I arrive and walk unassisted into the building after entering the code (which I remember) at the front door. I turn left at the hall 10 and walk down to my mother's room. I knock and enter. It's dark. She keeps the blinds closed all the time. I hate that. Why do old people keep things all closed up? She used to always open the drapes and curtains in the morning. Not anymore.
The rooms smell funny. It's hard to describe, hard to characterize. I hate that smell. I look around for what might be causing it but can't find anything obvious. It's just, maybe it's just the way old people smell.
She's always there. She's either asleep on the couch under the down comforter (she's always cold, she says), or in the little kitchen or in the bedroom trying to do something that she can't really do. Her hair is never combed anymore. She always looks like she just woke up. I try to comb it but it's winter and the static electricity just makes it impossible to manage. It just flies out in fine, straight flight from her little head. She is really skinny now, like she was when I was a little girl. Probably 95 pounds, if that; 5 feet tall. Very petite.
We chat a little while and then I start looking around for what needs to be done. There are always lots of things all messed up. There are clothes in the wrong places -- dirty clothes in the trash can or laying on the chair, rarely in the clothes hamper. There are clothes in the bottom of the closet. She can't hang things up anymore. She's got little snacks that she can't open so I put some of the contents out on a plate for her by the couch. I water her plant, the one the church sent over for Great Grandma George back in 1956 when she had a stroke. I check to see that the bed linens and towels are clean. I straighten the rug; straighten the paintings; arrange the chair, the basket, the side table.

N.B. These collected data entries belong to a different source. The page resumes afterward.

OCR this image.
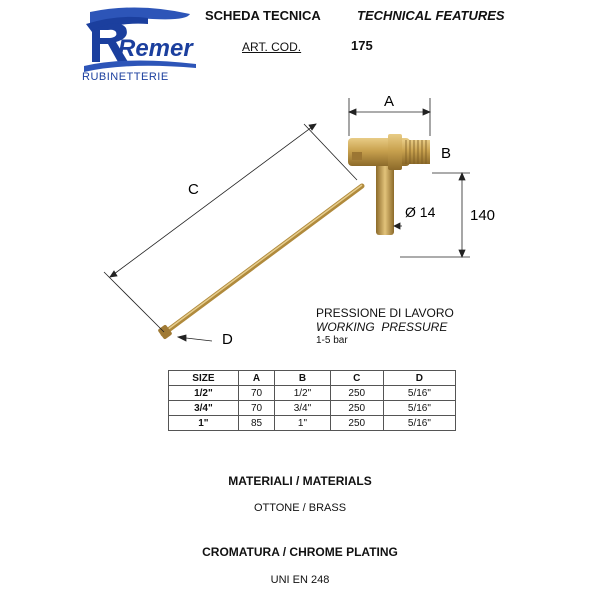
Remer
RUBINETTERIE
SCHEDA TECNICA	TECHNICAL FEATURES
ART. COD.	175
A
B
140
Ø 14
C
D
PRESSIONE DI LAVORO
WORKING  PRESSURE
1-5 bar
SIZE	A	B	C	D
1/2"	70	1/2"	250	5/16"
3/4"	70	3/4"	250	5/16"
1"	85	1"	250	5/16"
MATERIALI / MATERIALS
OTTONE / BRASS
CROMATURA / CHROME PLATING
UNI EN 248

I check to see that the clothes she has on are right for the weather; that they are right-side out; front in the front, that they are clean; that she's had her shower; no scratches or bruises. If necessary, I help her get her shower or get her into clean clothes. It's almost always a very frustrating struggle. She hates to be confronted with what she can't do, even obliquely.
We chat a bit. I tell her some news. She tells me some news. I hear the complaints; I hear about what she's given up on lately because she doesn't care about it anymore. The truth is usually that she can't do it anymore. I love her so much. I love who she is, what she's been through, that she's a survivor, a teacher, pragmatic. But I hate this.
"I'm ready to go. I would like to walk out in the parking lot and be hit by a car," she says.
"Mother, what are you talking about?"
"I don't really like it here. I wish I could just die. I'm ready to die."
"But Mother..."
"You don't know what it's like to have no hope that anything good will happen to you."
I just stare at her, incredulous. "But Mother, you are dead. We both are. We're waiting for next life."
"Oh, I didn't realize that," she says with a smile, that "oh, now it makes sense" knowing smile.
"Well, you used to realize it. You just forgot."
"Oh."
"It's so cold here," she says again, her voice trailing off.